Vegas oddsmakers will take a bet on almost anything. As of this writing, the New England Patriots are 6:1 favorites to win the Super Bowl. French President Emmanuel Macron is the leading choice for Time’s Man of the Year. The over–under on how many people will watch Game of Thrones’ season 8 premiere is 11.5 million—and we don’t even know yet when HBO will air the show.
But wagering on the direction of health care in the United States—ah, that’s a fool’s game. What course will value-based care take in 2018? “That’s the $50 million question, right?” quips Deborah Gersh, a partner at Ropes & Gray and co-chair of its Health Care Practice Group.
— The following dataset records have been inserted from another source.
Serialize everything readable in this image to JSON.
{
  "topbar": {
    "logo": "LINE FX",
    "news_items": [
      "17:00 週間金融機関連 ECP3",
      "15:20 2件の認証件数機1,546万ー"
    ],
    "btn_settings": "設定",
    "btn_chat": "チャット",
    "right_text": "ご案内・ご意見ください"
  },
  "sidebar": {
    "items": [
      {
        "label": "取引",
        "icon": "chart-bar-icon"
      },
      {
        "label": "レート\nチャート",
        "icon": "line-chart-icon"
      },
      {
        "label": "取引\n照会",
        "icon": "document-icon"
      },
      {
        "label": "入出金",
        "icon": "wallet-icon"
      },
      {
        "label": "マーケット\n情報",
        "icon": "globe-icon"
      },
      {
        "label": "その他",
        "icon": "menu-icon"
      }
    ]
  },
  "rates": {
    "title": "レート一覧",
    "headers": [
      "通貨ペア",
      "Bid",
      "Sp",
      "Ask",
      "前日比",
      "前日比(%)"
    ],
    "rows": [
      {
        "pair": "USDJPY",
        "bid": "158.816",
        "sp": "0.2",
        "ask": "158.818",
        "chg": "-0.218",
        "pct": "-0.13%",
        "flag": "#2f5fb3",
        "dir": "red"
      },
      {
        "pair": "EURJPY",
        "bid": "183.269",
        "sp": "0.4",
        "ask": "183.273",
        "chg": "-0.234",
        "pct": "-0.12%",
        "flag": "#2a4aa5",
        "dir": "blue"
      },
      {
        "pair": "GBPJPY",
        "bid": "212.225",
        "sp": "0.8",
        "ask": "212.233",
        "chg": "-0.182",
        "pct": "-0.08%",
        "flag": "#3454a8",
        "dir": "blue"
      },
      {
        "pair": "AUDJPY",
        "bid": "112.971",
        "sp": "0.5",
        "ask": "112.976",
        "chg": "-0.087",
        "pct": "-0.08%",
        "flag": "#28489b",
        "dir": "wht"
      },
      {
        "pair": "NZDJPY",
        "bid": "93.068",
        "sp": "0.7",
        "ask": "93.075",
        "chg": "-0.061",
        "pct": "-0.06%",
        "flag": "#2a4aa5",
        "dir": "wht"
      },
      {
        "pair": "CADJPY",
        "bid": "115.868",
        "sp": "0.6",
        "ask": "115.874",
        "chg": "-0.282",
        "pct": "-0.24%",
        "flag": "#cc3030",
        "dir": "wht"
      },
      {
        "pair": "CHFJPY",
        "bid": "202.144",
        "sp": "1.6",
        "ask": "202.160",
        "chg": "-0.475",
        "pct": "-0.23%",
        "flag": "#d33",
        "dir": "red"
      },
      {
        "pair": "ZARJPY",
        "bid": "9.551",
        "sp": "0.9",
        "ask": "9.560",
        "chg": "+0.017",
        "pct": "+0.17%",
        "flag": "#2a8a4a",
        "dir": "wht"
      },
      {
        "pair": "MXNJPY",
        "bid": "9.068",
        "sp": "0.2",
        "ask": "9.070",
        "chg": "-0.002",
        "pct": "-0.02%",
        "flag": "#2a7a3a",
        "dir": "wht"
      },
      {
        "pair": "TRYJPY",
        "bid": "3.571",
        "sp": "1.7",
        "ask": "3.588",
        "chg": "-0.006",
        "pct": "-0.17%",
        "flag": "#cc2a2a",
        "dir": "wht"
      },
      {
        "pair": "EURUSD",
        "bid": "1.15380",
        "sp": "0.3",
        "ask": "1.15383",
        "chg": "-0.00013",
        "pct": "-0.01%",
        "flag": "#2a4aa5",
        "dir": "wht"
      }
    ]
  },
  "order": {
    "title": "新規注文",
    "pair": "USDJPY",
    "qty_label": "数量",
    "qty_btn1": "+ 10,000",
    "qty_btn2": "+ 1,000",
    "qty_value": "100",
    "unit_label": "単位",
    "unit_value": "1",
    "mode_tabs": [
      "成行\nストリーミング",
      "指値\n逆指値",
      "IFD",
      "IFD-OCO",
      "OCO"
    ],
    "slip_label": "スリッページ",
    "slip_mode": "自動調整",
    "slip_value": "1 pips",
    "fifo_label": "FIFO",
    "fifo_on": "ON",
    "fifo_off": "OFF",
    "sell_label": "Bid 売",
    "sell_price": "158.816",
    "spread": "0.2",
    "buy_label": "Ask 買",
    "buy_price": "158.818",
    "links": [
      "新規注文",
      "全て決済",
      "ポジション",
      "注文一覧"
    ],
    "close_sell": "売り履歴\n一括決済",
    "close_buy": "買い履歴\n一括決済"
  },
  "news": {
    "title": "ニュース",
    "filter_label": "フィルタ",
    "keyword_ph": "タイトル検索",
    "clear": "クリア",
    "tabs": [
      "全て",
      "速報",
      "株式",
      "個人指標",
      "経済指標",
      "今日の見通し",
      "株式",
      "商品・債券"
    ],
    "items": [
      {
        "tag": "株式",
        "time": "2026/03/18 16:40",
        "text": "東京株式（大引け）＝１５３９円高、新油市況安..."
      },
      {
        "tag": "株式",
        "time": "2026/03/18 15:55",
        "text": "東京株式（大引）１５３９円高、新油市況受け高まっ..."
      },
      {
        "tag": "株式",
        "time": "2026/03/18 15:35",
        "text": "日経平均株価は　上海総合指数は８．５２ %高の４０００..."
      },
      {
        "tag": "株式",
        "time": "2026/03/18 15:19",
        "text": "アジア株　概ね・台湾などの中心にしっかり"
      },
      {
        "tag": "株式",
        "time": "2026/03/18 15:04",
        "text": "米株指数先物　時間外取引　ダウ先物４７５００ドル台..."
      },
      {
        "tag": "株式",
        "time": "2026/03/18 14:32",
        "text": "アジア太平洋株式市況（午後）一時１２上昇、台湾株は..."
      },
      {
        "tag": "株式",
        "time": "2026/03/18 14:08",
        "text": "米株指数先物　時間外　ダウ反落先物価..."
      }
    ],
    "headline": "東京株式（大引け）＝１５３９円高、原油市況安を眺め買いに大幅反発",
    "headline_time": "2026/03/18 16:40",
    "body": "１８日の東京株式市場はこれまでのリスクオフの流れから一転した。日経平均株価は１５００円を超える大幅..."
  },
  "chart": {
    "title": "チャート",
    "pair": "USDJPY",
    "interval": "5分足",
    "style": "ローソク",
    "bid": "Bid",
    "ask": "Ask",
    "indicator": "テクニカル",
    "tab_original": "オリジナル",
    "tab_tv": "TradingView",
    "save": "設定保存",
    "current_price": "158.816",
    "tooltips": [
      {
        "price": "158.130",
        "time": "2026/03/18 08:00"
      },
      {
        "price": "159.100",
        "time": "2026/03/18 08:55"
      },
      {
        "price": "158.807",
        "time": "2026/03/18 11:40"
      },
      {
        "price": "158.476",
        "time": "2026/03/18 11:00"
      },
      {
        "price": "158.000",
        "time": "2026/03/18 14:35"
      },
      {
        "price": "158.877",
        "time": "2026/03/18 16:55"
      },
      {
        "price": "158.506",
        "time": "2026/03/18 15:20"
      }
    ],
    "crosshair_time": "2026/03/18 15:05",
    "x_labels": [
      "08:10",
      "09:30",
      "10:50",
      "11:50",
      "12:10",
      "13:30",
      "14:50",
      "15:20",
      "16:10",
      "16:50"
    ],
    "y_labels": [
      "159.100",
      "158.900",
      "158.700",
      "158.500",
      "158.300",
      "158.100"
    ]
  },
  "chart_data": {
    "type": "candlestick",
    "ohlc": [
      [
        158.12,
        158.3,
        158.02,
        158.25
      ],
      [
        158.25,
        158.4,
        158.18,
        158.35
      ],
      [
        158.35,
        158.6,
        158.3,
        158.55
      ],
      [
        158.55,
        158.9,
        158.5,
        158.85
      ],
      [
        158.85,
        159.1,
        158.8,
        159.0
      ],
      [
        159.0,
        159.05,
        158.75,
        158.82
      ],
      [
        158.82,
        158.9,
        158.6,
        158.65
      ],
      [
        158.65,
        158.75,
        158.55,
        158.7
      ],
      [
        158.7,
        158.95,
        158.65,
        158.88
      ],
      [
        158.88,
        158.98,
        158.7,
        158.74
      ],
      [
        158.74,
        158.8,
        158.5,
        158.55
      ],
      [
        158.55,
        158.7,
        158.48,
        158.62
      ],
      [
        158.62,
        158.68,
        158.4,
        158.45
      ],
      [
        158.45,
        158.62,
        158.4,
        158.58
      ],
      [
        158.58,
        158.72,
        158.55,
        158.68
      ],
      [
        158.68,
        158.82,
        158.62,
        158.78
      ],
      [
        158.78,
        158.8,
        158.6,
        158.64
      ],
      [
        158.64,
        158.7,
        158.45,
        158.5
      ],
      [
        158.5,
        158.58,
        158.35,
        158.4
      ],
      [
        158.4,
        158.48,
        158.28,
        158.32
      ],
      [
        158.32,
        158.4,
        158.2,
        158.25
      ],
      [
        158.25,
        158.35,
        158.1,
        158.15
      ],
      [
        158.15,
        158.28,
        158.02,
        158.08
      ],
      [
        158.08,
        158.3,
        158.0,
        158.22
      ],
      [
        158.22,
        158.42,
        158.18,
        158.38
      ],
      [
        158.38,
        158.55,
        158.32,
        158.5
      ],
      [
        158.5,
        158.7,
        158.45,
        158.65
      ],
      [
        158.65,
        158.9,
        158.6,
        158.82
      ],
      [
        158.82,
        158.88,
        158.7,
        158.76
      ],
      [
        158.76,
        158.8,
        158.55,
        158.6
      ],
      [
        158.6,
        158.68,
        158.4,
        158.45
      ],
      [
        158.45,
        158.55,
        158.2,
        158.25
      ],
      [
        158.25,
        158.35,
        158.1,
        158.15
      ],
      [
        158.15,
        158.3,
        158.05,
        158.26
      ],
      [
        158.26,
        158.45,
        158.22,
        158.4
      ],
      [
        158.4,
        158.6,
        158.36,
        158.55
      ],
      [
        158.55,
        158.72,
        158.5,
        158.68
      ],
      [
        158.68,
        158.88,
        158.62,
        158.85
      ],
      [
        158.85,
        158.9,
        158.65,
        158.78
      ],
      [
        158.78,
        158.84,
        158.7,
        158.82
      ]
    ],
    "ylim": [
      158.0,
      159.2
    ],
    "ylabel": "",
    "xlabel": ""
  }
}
Deborah Gersh, Ropes & Gray
Former HHS Secretary Tom Price’s hostility toward the Center for Medicare & Medicaid Innovation initially sparked talk that Washington might back away from the value-based movement; CMS’s abrupt cancellation of several episode-payment models and its exclusion of 134,000 clinicians from the Merit-based Incentive Payment Program in 2018 provided grist for the mill. In reality, the message was that a post-Obama HHS favors choice over mandates, with CMS Administrator Seema Verma asking stakeholders for fresh ideas about care delivery and payment models.
It’s too early to handicap what that may mean for value-based care in 2018, but some themes are emerging.
Value-based care can’t be done one slice at a time.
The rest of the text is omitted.